Place the longest item at the end of a series.
Start with the simple and work toward the complex. It’s less confusing and makes a more memorable ending to the sentence. If you have a series like “He was always later that Joan, loud and boring.” Opt for “He was loud, boring and always later that Joan.”
Specifics are more convincing.
Unless you must for legal reasons, don’t use words like many, several, approximately, nearly and other such mushy weasel modifiers. Specifics tell your audience that you know what your product can do based on tests, research, results, etc.
Modify thy neighbor.
Neighboring clause, that is. Make sure your modifiers apply directly to the pertinent clause in question. Do this and you’ll avoid such gaffes as “I collided with a stationary truck coming the other way. (The truck wasn’t coming the other way, it was stationary.) Better to tell the judge “I was coming the other way and collided with a stationary truck.”

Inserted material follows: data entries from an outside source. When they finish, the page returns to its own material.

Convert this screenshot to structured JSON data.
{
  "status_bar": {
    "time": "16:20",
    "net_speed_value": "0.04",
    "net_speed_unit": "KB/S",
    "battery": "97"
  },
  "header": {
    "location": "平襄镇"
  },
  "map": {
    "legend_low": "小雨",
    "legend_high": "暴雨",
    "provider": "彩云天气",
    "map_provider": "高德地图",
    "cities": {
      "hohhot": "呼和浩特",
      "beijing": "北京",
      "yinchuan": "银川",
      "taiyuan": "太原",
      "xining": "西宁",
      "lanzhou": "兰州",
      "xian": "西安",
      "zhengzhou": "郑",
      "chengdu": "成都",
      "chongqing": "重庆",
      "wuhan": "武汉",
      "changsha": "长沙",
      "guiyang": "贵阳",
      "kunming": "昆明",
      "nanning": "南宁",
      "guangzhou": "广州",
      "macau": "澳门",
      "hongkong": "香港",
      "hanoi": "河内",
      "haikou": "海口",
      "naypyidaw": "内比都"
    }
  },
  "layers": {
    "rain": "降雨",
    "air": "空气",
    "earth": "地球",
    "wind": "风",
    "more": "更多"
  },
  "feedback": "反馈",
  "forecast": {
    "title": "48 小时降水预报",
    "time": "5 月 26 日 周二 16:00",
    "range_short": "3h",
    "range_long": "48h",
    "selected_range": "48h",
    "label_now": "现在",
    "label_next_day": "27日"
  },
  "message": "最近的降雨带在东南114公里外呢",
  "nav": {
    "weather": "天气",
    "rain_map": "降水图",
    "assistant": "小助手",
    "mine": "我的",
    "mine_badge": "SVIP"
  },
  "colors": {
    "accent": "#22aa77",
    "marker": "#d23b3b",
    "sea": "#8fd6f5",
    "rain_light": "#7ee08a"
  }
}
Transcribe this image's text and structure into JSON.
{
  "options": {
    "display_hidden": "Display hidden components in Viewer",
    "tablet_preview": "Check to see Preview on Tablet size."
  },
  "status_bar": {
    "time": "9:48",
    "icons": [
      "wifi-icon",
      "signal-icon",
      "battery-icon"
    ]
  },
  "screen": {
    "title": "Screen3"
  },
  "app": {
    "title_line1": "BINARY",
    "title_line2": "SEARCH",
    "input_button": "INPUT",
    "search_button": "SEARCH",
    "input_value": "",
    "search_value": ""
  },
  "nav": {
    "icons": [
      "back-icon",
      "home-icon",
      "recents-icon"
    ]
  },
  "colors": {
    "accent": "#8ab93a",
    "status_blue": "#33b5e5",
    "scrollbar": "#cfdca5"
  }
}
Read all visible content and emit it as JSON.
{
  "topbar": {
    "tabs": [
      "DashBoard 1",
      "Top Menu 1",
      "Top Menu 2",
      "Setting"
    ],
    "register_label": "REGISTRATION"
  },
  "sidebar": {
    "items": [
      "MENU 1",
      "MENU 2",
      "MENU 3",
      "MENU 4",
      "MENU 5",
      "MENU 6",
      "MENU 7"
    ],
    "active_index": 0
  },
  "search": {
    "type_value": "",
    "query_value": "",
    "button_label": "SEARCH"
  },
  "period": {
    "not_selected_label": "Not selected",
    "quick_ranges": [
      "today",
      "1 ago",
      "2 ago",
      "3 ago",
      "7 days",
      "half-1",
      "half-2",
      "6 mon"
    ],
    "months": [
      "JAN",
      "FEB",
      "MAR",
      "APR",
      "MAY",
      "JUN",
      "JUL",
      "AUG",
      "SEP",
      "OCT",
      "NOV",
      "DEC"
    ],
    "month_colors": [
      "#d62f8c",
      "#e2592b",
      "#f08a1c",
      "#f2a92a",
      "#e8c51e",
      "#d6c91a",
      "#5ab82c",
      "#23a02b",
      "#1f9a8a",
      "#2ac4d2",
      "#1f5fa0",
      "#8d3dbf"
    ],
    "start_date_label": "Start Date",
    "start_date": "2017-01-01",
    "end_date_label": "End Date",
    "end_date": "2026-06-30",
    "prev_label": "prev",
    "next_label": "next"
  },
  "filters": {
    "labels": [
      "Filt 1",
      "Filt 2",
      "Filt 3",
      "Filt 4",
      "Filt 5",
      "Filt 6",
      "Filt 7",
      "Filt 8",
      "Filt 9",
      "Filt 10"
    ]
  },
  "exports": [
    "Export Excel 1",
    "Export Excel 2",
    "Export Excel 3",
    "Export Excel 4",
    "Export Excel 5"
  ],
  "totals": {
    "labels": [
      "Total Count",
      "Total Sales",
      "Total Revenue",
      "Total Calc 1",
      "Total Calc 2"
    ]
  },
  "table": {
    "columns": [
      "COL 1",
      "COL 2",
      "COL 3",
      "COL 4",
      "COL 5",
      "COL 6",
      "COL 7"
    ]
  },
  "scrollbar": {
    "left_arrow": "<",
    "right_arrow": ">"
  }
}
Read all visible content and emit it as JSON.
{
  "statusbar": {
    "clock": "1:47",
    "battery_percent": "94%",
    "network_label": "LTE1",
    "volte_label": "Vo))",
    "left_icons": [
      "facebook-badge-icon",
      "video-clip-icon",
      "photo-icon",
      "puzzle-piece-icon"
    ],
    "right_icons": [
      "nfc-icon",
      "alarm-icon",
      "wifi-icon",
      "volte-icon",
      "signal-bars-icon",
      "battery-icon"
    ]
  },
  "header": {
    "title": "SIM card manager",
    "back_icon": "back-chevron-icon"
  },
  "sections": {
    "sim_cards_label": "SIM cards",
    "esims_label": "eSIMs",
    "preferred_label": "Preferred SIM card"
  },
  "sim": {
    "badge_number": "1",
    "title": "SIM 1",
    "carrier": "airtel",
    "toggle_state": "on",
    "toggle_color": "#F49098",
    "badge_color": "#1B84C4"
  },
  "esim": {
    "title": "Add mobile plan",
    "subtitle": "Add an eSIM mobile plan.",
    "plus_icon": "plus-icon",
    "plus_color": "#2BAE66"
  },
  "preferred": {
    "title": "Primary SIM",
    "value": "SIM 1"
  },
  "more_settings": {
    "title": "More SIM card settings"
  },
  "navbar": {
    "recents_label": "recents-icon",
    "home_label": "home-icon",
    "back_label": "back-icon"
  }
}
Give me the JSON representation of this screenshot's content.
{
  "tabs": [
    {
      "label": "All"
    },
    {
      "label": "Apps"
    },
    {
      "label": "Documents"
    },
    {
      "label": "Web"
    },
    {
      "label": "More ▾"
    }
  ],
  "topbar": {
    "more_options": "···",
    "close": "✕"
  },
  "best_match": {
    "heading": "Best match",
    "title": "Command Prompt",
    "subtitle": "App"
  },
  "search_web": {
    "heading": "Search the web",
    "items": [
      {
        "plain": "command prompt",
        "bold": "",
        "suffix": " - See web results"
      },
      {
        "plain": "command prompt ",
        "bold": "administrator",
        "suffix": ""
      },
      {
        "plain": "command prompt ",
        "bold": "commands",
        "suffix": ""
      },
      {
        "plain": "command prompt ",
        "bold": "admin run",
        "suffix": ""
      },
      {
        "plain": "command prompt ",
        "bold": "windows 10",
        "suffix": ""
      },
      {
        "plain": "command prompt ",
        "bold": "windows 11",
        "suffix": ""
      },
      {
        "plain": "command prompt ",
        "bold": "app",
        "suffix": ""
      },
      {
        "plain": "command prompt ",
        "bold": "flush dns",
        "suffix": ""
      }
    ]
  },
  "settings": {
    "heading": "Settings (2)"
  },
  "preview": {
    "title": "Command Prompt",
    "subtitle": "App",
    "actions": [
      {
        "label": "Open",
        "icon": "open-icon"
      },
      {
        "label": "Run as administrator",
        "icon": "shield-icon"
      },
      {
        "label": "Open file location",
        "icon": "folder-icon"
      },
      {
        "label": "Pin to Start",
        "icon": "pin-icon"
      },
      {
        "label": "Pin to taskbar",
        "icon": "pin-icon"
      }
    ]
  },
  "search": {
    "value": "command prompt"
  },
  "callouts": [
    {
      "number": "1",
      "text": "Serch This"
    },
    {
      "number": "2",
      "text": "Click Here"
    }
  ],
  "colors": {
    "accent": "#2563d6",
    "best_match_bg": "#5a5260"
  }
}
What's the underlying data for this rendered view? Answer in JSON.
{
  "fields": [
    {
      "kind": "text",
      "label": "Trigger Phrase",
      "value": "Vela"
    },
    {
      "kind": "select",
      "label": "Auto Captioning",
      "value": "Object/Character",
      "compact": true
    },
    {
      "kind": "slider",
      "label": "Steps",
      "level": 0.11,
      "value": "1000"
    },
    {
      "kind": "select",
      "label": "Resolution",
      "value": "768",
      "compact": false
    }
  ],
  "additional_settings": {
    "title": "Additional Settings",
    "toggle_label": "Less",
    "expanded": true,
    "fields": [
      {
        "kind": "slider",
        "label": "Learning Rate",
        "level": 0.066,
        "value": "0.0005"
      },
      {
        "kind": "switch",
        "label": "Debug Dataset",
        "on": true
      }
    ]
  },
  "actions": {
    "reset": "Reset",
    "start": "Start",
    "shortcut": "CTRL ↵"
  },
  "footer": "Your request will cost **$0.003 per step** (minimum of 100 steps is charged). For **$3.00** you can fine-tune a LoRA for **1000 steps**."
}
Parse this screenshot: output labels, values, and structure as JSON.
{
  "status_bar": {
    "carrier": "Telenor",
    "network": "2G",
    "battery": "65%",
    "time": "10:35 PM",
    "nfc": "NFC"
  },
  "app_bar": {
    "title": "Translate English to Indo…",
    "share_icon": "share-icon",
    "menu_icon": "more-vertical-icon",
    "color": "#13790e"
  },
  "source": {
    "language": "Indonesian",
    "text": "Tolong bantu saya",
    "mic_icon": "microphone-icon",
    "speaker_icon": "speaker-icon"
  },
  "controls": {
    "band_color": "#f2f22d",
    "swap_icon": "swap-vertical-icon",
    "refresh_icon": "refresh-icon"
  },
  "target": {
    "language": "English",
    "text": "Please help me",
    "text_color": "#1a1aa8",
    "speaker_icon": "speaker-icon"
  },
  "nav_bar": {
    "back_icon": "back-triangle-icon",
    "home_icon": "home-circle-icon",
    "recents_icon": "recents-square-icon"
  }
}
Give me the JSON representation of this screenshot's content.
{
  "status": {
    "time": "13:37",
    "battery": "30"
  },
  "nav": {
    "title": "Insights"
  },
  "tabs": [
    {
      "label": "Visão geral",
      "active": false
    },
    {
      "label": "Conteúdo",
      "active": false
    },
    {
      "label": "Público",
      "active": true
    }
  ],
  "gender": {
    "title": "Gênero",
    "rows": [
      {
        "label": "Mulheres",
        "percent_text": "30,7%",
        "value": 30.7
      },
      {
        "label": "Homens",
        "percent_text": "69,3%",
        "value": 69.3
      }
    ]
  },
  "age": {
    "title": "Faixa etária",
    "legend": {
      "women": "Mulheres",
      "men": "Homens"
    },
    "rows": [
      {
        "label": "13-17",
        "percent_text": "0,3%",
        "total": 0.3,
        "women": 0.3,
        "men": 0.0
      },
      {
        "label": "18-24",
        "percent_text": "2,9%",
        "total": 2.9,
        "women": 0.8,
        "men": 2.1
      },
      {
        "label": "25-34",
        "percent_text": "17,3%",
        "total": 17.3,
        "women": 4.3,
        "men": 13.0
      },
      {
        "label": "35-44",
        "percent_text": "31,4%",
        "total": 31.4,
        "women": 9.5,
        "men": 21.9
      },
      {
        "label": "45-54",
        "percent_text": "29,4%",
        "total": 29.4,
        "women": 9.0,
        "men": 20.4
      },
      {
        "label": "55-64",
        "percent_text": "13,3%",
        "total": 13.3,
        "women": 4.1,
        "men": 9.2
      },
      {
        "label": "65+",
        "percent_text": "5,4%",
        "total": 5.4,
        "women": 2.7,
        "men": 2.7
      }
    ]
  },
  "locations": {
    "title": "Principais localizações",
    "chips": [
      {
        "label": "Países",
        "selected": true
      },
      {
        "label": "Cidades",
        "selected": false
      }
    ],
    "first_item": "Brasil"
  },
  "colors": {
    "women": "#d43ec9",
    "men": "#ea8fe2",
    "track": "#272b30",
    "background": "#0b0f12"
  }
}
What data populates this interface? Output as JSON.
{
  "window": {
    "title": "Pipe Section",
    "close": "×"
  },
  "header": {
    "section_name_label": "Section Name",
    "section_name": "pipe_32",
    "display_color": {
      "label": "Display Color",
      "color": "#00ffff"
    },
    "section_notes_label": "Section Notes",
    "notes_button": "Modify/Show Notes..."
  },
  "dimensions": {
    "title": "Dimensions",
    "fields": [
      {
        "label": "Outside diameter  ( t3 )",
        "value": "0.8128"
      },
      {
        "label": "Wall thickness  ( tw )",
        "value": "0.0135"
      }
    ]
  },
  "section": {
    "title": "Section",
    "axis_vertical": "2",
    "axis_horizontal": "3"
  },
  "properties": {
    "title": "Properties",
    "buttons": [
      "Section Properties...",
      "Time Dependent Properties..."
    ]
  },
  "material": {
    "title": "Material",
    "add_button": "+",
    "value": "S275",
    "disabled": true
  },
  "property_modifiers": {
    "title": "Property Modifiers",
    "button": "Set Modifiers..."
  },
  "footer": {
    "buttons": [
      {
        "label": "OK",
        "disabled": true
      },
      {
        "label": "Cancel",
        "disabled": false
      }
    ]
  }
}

(You’ll still pay the penalty for running into a truck, but at least you’ll come across as sober.)
Use single verbs to avoid doublespeak.
Single verbs can often do the work of two similar verbs. Instead of “The computer was operating and running smoothly,” go for “The computer was running smoothly.” Or, instead of “He was empty and ran out of gas,” go for the more direct “He ran out of gas.”
Vary sentence length.
A string of sentences all the same length can be boring. Start with a short sentence or at least a medium-length one, then go long, short, medium or any combination thereof. Imagine a person talking in sentences that are all the same length.
Are your sentences like the Energizer Bunny?
They go on and on. Just because you’re conveying legal or complex technical information, doesn’t mean you have to use serpentine sentences that never seem to end. Instead of saying “Laser beams, which have many properties that distinguish them from ordinary light, result from the emission of energy from atoms in the form of electromagnetic waves.” Break up and re-phrase: “Laser beams have many properties that distinguish them from ordinary light. They are produced when atoms emit energy in the form of electromagnetic waves.”
Go short and sweet.
Why use a 4- to 5-word phrase when a 1- to 2-word version will do nicely—with no loss in meaning? Statements like “in view of the fact that” can be easily reduced to “since” or “because.” Word economy is particularly important, especially when you’re paying for premium ad space in a major publication.
Don’t overstate the obvious.
Redundancy is good for space travel, but not for clear writing. Phrases like "anticipate in advance," "totally finished," or "vital essentials" will drive your readers crazy and communicate very little. The same goes for stringing two or more synonyms together like "thoughts and ideas" or "actions and behavior.” It makes readers wonder if you really meant to say two different things or just wanted to reinforce one word with a needless synonym.